Testing and example data

WIP

Adding methods to hyperoptimization

  1. Add the parameters to the relevant parts of the WORC configuration in WORC.WORC.WORC.defaultconfig.

    Please add a description of these parameters and their potential values to the documentation, see https://github.com/MStarmans91/WORC/blob/master/WORC/doc/generate_config.py.

  2. Make sure these fields are adequately parsed by adding parsing to WORC.IOparser.config_io_classifier.load_config.

  3. Define how the parameters you just added are added to the search space in WORC.classification.trainclassifier.trainclassifier, or WORC.classification.construct_classifier both the construct_classifier and create_param_grid functions for machine learning estimators (e.g. classifiers). For example, your parameters may define the actual options, or the min-max of a distribution (e.g. uniform, log-uniform). See the referred function for some examples. Make sure that the object is iterable.

  4. These parameters will end up in the function fitting the workflow: WORC.classification.fitandscore.fit_and_score. Hence, add a part to that function to embed your method in the workflow. We advice you to embed your method in a sklearn compatible class, having init, fit and transform functions. See for example WORC.featureprocessing.Preprocessor.Preprocessor.

    In WORC.classification.fitandscore.fit_and_score, make sure that after fitting your object, the parameters used are deleted from the config, as is done for the other methods as well.

    Lastly, in WORC.classification.fitandscore.fit_and_score, make sure the fitted object is returned. We recommend looking at the imputer object and similarly including your object.
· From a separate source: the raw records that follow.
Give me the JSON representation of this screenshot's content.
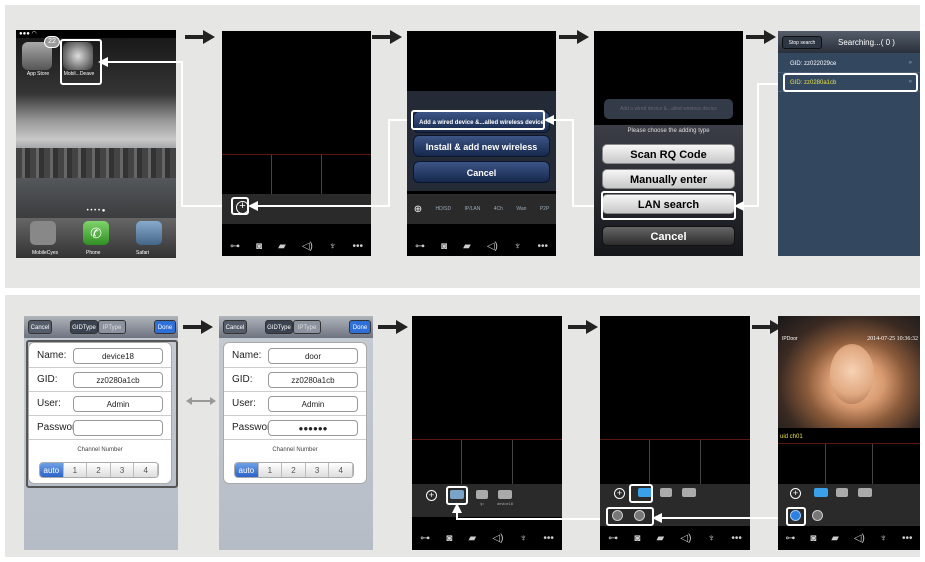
{
  "home": {
    "badge": "22",
    "app_store": "App Store",
    "mobile_eye": "Mobil...Deave",
    "dock_items": [
      "MobileCyes",
      "Phone",
      "Safari"
    ]
  },
  "add_menu": {
    "option1": "Add a wired device &...alled wireless device",
    "option2": "Install & add new wireless device",
    "cancel": "Cancel"
  },
  "add_type": {
    "prompt": "Please choose the adding type",
    "scan": "Scan RQ Code",
    "manual": "Manually enter",
    "lan": "LAN search",
    "cancel": "Cancel",
    "faded": "Add a wired device &...alled wireless device"
  },
  "search": {
    "stop": "Stop search",
    "title": "Searching...( 0 )",
    "results": [
      "GID: zz022029ce",
      "GID: zz0280a1cb"
    ]
  },
  "form1": {
    "cancel": "Cancel",
    "tab1": "GIDType",
    "tab2": "IPType",
    "done": "Done",
    "name_label": "Name:",
    "name": "device18",
    "gid_label": "GID:",
    "gid": "zz0280a1cb",
    "user_label": "User:",
    "user": "Admin",
    "password_label": "Password:",
    "password": "",
    "channel_label": "Channel Number",
    "channels": [
      "auto",
      "1",
      "2",
      "3",
      "4"
    ]
  },
  "form2": {
    "cancel": "Cancel",
    "tab1": "GIDType",
    "tab2": "IPType",
    "done": "Done",
    "name_label": "Name:",
    "name": "door",
    "gid_label": "GID:",
    "gid": "zz0280a1cb",
    "user_label": "User:",
    "user": "Admin",
    "password_label": "Password:",
    "password": "●●●●●●",
    "channel_label": "Channel Number",
    "channels": [
      "auto",
      "1",
      "2",
      "3",
      "4"
    ]
  },
  "devlist": {
    "dev_a": "uid",
    "dev_b": "ip",
    "dev_c": "device18",
    "small_labels": [
      "HD/SD",
      "IP/LAN",
      "4Ch",
      "Wan",
      "P2P"
    ]
  },
  "live": {
    "overlay_left": "IPDoor",
    "overlay_right": "2014-07-25 10:36:32",
    "channel": "uid ch01"
  },
  "colors": {
    "highlight": "#ffffff",
    "search_bg": "#33475f",
    "selected_text": "#e8e048"
  }
}
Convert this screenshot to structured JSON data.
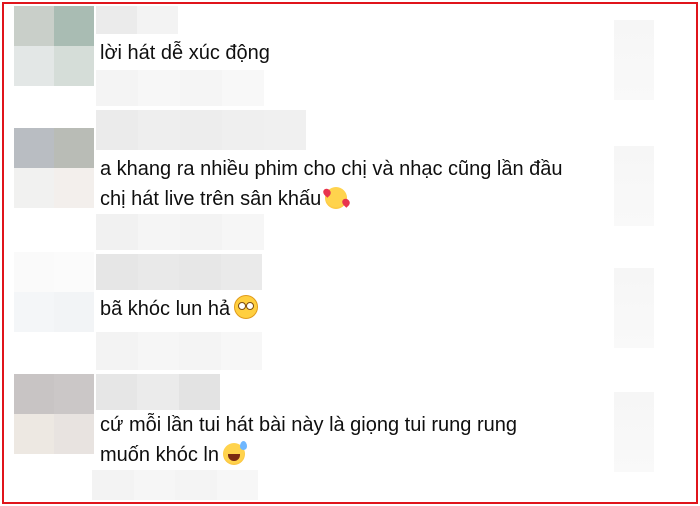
{
  "comments": [
    {
      "text": "lời hát dễ xúc động"
    },
    {
      "line1": "a khang ra nhiều phim cho chị và nhạc cũng lần đầu",
      "line2": "chị hát live trên sân khấu",
      "emoji": "smiling-face-with-hearts-icon"
    },
    {
      "text": "bã khóc lun hả",
      "emoji": "flushed-face-icon"
    },
    {
      "line1": "cứ mỗi lần tui hát bài này là giọng tui rung rung",
      "line2": "muốn khóc ln",
      "emoji": "grinning-face-with-sweat-icon"
    }
  ],
  "colors": {
    "border": "#e0141b",
    "text": "#0f0f0f"
  }
}
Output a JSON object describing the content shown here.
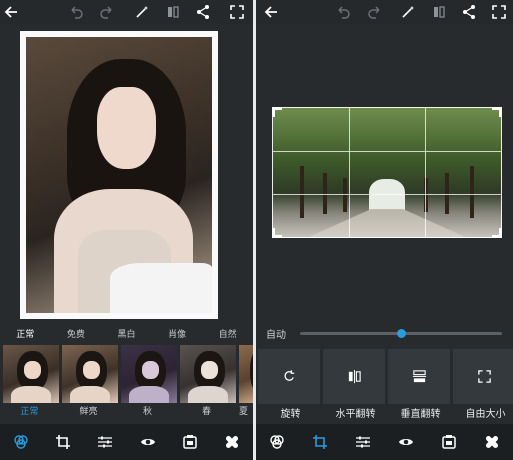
{
  "left": {
    "filter_tabs": [
      "正常",
      "免费",
      "黑白",
      "肖像",
      "自然"
    ],
    "active_filter_tab": 0,
    "thumbs": [
      {
        "label": "正常",
        "tint": "#d8c4b6",
        "active": true
      },
      {
        "label": "鲜亮",
        "tint": "#e4cbbc",
        "active": false
      },
      {
        "label": "秋",
        "tint": "#5c4d69",
        "active": false
      },
      {
        "label": "春",
        "tint": "#c8c0b8",
        "active": false
      },
      {
        "label": "夏",
        "tint": "#b89a7a",
        "active": false
      }
    ]
  },
  "right": {
    "auto_label": "自动",
    "slider_value": 0.5,
    "tools": [
      {
        "icon": "rotate-icon",
        "label": "旋转"
      },
      {
        "icon": "flip-horizontal-icon",
        "label": "水平翻转"
      },
      {
        "icon": "flip-vertical-icon",
        "label": "垂直翻转"
      },
      {
        "icon": "free-size-icon",
        "label": "自由大小"
      }
    ]
  },
  "toolbar_icons": [
    "back-icon",
    "undo-icon",
    "redo-icon",
    "magic-wand-icon",
    "compare-icon",
    "share-icon",
    "fullscreen-icon"
  ],
  "bottom_icons": [
    "filters-icon",
    "crop-icon",
    "adjust-icon",
    "eye-icon",
    "sticker-icon",
    "healing-icon"
  ],
  "colors": {
    "accent": "#2b9be0",
    "bg": "#272b2e",
    "toolbar": "#1c1f22"
  }
}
    This is given to various objects in the WORC.classification.SearchCV module. Therefore, add the returned object to all the parts were fitted objects are used: we recommend looking everywhere the imputer is stated in WORC.classification.SearchCV, copying those five statements and replace imputer with however you called your methods. You can see that this is also similar to e.g. the scaler, pca, and groupsel objects.

  5. If you want your new method to be used by the SimpleWORC or a child facade, check WORC.facade.SimpleWORC to see if you need to add it, e.g. whitelist a classifier.
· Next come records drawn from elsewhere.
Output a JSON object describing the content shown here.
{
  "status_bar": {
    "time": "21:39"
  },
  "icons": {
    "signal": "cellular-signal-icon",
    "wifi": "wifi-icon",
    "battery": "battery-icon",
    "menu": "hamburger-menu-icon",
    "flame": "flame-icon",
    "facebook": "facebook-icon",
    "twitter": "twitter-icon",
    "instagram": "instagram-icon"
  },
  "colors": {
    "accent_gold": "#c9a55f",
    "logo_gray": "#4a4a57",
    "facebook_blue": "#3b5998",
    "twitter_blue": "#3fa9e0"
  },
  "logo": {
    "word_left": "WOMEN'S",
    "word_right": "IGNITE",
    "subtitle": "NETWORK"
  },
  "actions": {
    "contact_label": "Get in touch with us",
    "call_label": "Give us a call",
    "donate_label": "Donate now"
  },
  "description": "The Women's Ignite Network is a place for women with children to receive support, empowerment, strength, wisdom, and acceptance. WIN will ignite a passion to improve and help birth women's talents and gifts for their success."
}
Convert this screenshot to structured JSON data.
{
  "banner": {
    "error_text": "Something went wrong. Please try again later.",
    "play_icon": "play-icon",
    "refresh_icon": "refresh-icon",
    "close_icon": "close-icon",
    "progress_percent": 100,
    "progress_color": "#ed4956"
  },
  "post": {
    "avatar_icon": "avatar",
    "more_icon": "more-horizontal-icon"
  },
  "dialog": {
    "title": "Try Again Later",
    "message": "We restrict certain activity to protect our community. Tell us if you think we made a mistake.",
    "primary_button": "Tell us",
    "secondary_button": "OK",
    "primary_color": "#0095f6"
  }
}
Adding a (plotting) tool to the WORC evaluation pipeline

We illustrate here how plotting the ROC curves is embedded in WORC, and to follow or even copy-paste this example to add your own tools.
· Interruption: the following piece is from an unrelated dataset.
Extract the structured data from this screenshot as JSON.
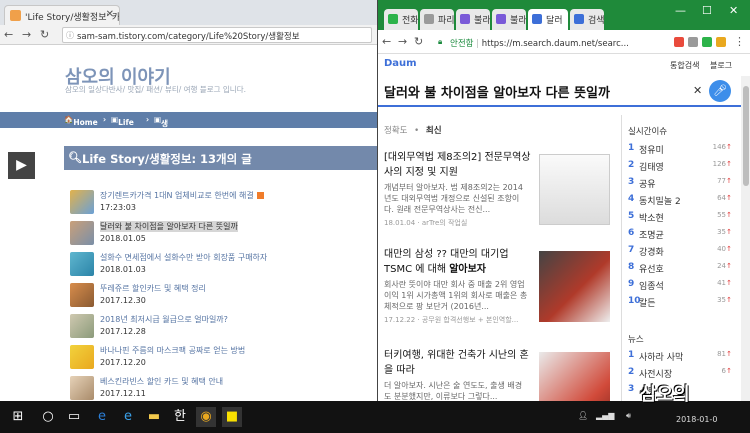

  1. Write a script to perform the actual analysis, preferably stored in the plotting subfolder. See for example the one of the ROC curves.

  2. Make it command-line executable and able to parse input arguments. For the ROC curves, we did this in the above script as well, but that is optional. It should be stored in the WORC fastr_tools folder, see also the ROC script in that folder, for step 3. Make sure it both is able to take in input arguments (parameters, file names) and output arguments (file names) to store the results in.

  3. Make a fastr tool, i.e., a wrapper around your main function that fastr can call. See the general fastr documentation on creating your own tool, and the WORC tool for the ROC curve plotting< https://github.com/MStarmans91/WORC/blob/master/WORC/resources/fastr_tools/worc/PlotROC.xml/`>_. You can see we call the script from step 2 for this. For the input and output files, you can run fastr.types to see which datatypes are in your current fastr installation. You an see we added several in WORC, see also the WORC fastr_types folder.

  4. Now add it the the Evaluation part of WORC. If you are new to creating fastr networks, you may want to check out the fastr documentation, but in principle you can just copy paste again the parts of the plotting of the ROC curve. Make sure you add: the additional sources (inputs) your tool requires if they are not already in the rest of WORC, the actual tool you made, and sinks (outputs) so the output is also actually stored when your tool is done in an output folder.